Saat itu Kubik diminta untuk membuat training program selama 2-3 hari, yang misinya adalah memperkuat internalisasi nilai-nilai perusahaan tersebut. Perusahaannya cukup unik, karena salah satu nilai yang cukup kental adalah nilai-nilai cinta tanah air. Tantangannya adalah bagaimana membuat sebuah training nilai perusahaan tapi tidak normatif, alias tidak basa basi dan hanya teori. Selain itu, bagaimana agar framework keilmuan yang sudah dirumuskan Kubik bisa selaras dengan framework nilai organisasi tersebut.

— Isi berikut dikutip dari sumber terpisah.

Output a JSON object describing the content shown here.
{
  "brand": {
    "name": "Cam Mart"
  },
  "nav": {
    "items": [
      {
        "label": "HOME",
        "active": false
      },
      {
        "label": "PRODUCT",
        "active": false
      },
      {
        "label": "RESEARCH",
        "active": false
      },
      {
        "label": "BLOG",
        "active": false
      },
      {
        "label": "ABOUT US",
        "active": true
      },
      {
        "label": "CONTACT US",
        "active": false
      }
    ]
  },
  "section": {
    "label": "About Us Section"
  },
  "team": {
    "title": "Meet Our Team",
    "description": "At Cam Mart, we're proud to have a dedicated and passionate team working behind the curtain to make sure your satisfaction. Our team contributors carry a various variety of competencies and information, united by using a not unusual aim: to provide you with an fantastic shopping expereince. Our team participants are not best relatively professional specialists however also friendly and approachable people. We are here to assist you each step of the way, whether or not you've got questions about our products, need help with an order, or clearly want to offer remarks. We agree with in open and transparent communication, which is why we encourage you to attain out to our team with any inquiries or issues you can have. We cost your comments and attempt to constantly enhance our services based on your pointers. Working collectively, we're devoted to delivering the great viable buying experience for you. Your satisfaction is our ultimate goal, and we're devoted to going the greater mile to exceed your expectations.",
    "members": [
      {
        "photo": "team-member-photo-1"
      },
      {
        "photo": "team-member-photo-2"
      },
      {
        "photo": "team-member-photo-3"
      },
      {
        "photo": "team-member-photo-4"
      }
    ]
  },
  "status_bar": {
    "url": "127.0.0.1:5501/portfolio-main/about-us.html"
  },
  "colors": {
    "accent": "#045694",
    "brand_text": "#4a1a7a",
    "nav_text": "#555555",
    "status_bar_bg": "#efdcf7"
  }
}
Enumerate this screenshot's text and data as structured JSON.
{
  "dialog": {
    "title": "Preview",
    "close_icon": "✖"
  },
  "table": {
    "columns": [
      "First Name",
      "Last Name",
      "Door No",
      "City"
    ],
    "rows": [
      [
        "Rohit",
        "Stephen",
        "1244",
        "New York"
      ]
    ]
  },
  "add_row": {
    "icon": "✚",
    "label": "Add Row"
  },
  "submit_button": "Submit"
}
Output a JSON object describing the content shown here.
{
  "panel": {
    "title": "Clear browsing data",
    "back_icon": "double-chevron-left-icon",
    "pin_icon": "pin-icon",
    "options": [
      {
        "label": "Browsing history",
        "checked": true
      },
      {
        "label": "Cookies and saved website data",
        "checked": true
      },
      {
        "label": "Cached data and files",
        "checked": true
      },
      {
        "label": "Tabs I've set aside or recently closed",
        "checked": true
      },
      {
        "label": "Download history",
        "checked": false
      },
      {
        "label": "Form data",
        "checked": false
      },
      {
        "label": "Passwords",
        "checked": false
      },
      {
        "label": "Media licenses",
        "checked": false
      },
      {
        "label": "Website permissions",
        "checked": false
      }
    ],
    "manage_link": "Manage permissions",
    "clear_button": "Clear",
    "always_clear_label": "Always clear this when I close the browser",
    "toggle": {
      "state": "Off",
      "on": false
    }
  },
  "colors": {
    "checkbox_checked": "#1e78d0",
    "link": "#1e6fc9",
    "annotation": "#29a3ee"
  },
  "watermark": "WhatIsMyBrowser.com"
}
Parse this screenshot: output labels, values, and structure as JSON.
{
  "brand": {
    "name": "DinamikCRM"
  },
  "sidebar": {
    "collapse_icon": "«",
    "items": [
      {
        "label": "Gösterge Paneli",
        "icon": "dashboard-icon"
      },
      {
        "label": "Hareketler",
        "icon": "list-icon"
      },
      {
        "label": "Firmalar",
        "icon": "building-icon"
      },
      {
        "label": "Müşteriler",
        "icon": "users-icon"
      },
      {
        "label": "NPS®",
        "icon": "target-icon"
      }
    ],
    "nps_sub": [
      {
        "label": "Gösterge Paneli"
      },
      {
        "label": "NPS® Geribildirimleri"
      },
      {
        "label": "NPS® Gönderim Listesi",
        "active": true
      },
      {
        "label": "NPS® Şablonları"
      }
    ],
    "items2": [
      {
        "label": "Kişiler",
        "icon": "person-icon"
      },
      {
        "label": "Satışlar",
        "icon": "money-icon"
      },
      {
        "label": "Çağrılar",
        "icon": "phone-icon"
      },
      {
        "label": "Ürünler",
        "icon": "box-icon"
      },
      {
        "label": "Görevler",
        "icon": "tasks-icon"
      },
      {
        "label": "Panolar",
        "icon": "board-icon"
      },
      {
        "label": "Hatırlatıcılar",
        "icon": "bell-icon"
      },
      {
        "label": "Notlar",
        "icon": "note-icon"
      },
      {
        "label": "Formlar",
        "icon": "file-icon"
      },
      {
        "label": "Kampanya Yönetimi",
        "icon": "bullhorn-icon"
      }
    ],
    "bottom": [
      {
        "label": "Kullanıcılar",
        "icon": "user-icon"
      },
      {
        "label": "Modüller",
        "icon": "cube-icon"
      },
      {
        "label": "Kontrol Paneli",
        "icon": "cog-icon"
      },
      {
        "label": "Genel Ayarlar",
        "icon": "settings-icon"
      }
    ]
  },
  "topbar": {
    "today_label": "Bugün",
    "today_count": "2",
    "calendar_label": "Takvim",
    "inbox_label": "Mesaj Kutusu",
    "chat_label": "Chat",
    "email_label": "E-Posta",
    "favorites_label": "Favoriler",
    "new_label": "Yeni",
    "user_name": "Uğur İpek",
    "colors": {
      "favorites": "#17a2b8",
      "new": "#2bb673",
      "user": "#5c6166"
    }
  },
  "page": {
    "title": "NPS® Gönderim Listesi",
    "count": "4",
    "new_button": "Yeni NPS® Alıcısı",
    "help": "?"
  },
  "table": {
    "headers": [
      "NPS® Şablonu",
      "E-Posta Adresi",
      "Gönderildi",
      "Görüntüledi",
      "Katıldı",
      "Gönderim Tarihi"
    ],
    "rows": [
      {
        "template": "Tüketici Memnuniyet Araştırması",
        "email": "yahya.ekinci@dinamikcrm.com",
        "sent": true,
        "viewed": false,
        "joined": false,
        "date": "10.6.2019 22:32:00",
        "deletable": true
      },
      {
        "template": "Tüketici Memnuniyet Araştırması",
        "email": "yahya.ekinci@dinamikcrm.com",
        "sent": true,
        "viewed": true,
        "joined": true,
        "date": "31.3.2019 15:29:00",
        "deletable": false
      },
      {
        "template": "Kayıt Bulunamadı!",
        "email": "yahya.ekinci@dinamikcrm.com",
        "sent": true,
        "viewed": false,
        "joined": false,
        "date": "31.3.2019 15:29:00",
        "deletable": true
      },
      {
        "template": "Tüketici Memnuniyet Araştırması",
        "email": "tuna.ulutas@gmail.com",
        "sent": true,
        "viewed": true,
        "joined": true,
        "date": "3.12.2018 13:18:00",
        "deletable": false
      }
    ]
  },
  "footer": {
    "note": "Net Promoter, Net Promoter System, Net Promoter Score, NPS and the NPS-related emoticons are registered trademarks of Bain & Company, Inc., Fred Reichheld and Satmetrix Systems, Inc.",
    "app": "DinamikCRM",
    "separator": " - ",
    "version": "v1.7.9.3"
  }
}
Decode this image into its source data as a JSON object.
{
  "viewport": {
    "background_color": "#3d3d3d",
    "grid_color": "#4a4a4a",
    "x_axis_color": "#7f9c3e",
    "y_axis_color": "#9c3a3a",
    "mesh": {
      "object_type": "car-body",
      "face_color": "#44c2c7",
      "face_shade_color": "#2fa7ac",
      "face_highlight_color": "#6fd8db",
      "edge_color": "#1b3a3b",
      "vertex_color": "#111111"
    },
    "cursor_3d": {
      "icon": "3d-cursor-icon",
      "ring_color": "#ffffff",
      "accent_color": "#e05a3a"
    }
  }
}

Masa-masa awal pengerjaan, saya dibuat jungkir balik dengan berbagai konsep. Mencoba memahami konsep Kubik secara paralel sekaligus menggali pendalaman nilai-nilai perusahaan tersebut. Saya melakukan wawancara kepada petinggi perusahaan, mencari cerita hidup dari para senior perusahaan yang bisa ‘membuktikan’ bahwa nilai-nilai perusahaan yang ada itu memang relevan. Bongkar pasang materi, pendalaman riset dilakukan terus menerus, dan seakan tidak pernah selesai.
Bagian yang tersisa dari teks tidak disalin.